Re-used Trust Risk with Git Pull

One more risk we want to call out is that attackers may target the config.toml behavior via a route that aims to leverage trust from an existing Codex workspace. For example:

Victim clones an open-source project; it is safe, and workspace trust is granted.
Malicious commit introduces a config.toml with an attacker’s payload.
Victim pulls the updated code and runs Codex. The config file executes without additional authorization, even though its contents differ from when the user granted workspace trust.

Concealing the Payload

Below is an example demonstrating how similar a malicious config can look to a legitimate MCP config found in the Codex docs.

The config for a typo-squatted NPM package is only two characters different from the trusted example config in OpenAI docs.

We also note that if an attacker wanted the whole payload to live locally in the project, avoiding NPM, they could place malicious shell commands directly in the config or set the config to execute a script from the project files.

Mitigating Risks at the Org Level

Codex supports admin-enforced requirements for many configuration settings, including MCP server start commands. To remediate this risk, we recommend organizations deploy a requirements file that restricts MCP configurations for org members to only trusted servers and MCP start-up commands.

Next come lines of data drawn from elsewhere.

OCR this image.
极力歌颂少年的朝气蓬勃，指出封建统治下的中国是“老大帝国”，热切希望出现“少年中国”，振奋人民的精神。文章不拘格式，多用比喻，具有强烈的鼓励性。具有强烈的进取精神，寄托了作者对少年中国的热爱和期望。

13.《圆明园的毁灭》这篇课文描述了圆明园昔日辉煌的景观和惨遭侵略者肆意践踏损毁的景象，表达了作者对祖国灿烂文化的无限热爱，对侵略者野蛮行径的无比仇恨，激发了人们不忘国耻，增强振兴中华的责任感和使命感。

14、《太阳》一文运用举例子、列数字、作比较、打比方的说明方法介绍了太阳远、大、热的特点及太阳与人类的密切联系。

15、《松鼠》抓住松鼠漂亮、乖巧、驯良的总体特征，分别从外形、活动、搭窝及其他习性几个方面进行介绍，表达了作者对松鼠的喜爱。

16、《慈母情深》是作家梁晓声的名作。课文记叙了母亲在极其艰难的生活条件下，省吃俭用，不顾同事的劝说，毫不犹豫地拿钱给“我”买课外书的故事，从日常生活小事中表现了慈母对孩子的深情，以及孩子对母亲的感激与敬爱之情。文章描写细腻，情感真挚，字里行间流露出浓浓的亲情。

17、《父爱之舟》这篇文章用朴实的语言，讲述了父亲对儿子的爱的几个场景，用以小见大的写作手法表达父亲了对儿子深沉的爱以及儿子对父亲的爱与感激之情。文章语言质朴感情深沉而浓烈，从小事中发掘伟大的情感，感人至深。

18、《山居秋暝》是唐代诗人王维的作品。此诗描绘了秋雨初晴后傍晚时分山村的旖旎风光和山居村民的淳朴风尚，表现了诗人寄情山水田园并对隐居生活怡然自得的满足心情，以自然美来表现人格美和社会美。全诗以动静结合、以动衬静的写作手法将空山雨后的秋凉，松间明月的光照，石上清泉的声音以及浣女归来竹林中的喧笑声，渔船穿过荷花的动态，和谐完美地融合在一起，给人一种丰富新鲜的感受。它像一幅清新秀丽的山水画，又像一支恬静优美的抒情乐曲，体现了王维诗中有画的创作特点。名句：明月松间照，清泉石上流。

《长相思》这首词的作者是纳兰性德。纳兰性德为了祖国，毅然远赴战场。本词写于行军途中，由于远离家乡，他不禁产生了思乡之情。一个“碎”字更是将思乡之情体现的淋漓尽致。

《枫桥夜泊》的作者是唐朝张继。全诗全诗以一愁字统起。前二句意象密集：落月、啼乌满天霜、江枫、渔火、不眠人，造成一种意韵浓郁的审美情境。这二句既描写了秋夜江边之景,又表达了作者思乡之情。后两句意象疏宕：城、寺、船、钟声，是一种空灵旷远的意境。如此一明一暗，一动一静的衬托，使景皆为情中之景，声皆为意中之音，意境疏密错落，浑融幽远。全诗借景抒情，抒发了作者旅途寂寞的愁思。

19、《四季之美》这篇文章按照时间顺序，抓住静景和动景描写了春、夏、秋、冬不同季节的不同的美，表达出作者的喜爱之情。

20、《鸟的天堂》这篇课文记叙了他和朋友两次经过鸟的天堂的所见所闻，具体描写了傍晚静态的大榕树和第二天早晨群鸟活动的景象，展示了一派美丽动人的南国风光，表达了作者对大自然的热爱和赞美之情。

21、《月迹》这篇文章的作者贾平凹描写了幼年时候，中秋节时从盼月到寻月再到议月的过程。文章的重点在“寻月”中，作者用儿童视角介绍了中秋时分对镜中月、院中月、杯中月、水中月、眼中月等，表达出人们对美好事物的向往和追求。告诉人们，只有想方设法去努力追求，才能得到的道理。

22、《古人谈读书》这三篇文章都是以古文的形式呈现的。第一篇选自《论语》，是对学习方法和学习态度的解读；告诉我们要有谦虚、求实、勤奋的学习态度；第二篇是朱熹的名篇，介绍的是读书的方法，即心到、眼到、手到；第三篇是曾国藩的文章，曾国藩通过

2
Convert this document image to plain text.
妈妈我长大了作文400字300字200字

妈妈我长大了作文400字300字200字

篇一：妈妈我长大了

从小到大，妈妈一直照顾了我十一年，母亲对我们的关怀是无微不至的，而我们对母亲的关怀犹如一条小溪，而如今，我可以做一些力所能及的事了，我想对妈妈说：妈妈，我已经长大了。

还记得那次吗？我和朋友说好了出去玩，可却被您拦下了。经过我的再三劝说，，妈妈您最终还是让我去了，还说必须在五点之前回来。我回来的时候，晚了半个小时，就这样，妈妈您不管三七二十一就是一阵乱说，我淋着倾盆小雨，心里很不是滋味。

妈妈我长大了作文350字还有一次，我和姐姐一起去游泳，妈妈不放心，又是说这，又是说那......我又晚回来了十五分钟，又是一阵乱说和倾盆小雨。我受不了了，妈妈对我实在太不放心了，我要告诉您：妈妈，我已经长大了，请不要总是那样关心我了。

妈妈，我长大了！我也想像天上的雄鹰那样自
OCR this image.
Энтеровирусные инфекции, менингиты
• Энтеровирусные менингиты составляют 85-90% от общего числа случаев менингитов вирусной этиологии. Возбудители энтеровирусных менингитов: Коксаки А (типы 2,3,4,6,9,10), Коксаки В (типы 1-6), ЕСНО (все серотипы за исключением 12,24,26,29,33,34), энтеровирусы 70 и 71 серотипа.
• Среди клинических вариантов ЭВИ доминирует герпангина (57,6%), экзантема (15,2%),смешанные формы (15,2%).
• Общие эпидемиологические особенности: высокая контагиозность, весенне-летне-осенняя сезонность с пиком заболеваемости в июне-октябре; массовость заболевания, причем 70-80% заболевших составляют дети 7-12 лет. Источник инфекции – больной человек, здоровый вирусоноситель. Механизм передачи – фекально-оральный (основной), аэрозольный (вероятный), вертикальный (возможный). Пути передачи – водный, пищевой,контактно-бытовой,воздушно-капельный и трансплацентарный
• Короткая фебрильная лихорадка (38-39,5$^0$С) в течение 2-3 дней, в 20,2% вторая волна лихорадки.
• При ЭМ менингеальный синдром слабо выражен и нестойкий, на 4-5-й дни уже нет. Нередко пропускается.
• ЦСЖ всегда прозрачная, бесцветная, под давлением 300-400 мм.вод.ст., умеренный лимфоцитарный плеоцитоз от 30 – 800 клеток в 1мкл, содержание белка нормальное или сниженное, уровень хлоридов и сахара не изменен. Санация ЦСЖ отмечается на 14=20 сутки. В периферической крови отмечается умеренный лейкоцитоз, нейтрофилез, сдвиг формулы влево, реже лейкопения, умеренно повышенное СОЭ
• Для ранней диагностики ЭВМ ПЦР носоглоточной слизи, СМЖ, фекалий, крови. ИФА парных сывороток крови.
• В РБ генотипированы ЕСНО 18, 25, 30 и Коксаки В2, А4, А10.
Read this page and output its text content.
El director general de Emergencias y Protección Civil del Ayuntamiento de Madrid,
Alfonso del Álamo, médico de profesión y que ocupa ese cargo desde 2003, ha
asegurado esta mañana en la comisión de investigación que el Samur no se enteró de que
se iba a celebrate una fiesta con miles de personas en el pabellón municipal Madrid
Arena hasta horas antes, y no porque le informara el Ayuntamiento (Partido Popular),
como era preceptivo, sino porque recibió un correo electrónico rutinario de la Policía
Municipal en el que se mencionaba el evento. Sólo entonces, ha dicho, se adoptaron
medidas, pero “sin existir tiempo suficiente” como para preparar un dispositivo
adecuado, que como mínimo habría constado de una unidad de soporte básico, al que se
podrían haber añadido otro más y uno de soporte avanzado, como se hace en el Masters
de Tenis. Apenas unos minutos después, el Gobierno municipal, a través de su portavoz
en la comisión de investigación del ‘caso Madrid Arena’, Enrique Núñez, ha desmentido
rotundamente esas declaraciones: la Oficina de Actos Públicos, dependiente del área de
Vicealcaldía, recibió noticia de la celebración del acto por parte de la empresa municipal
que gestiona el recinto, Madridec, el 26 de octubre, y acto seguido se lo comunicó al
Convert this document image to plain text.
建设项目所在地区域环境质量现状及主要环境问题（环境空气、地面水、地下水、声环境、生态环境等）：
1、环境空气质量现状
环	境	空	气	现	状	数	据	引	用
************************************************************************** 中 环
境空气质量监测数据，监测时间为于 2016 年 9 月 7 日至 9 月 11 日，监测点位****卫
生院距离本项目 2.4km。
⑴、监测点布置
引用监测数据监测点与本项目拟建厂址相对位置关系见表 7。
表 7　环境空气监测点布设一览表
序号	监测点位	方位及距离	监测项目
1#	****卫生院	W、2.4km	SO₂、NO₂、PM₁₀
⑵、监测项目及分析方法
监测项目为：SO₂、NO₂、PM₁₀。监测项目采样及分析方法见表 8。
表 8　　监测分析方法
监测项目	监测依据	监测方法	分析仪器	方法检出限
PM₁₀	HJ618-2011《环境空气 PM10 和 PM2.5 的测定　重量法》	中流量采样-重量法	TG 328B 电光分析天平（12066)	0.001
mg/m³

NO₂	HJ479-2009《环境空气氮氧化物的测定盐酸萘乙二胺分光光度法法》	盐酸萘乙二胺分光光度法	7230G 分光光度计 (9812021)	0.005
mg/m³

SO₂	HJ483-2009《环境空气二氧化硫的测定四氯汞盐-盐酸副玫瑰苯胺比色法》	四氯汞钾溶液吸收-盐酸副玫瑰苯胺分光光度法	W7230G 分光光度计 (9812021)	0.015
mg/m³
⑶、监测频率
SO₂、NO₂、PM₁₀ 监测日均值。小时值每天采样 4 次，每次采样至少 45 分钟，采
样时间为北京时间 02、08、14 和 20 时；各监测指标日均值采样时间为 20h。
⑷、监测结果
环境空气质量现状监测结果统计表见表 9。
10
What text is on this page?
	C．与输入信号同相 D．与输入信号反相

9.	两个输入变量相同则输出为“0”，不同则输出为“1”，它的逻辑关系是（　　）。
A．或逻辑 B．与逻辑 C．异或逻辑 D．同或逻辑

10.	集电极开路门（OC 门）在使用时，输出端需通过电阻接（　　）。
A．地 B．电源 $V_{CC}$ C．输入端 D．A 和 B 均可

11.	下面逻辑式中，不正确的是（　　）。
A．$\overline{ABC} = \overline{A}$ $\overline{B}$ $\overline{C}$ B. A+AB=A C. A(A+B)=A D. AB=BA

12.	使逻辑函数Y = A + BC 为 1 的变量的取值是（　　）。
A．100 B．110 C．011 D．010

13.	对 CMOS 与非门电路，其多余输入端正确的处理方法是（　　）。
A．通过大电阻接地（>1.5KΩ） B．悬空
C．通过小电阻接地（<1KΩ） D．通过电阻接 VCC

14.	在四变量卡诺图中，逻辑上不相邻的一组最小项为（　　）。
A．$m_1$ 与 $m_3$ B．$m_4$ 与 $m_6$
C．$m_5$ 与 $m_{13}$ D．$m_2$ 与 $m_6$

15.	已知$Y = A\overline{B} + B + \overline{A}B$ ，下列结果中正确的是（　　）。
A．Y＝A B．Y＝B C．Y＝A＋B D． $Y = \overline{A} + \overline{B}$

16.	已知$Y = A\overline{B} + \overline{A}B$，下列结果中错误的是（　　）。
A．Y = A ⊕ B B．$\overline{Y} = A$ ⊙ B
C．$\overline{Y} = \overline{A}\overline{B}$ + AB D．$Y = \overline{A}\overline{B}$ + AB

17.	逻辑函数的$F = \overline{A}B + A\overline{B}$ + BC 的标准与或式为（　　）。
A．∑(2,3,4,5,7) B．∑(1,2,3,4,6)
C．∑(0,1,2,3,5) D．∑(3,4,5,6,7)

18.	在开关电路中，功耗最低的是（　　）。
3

For more information, see OpenAI’s Admin Enforced Requirements Documentation

Responsible Disclosure

While we acknowledge that some users may be aware that the trust modal has a downstream consequence of commands in project-level config files being run, we also know that when developers run Codex in spite of the prompt injection warning, many won’t expect to be executing arbitrary commands. We informed OpenAI, as users may not be aware of this behavior.

02/14/2026 Report submitted via BugCrowd
02/16/2026 Closed as N/A “End-user already accepting the risk. This is working intended.”

As users may not be aware, we wanted to share publicly via this PSA so that Codex users can properly assess the risk they are accepting when browsing repositories with Codex.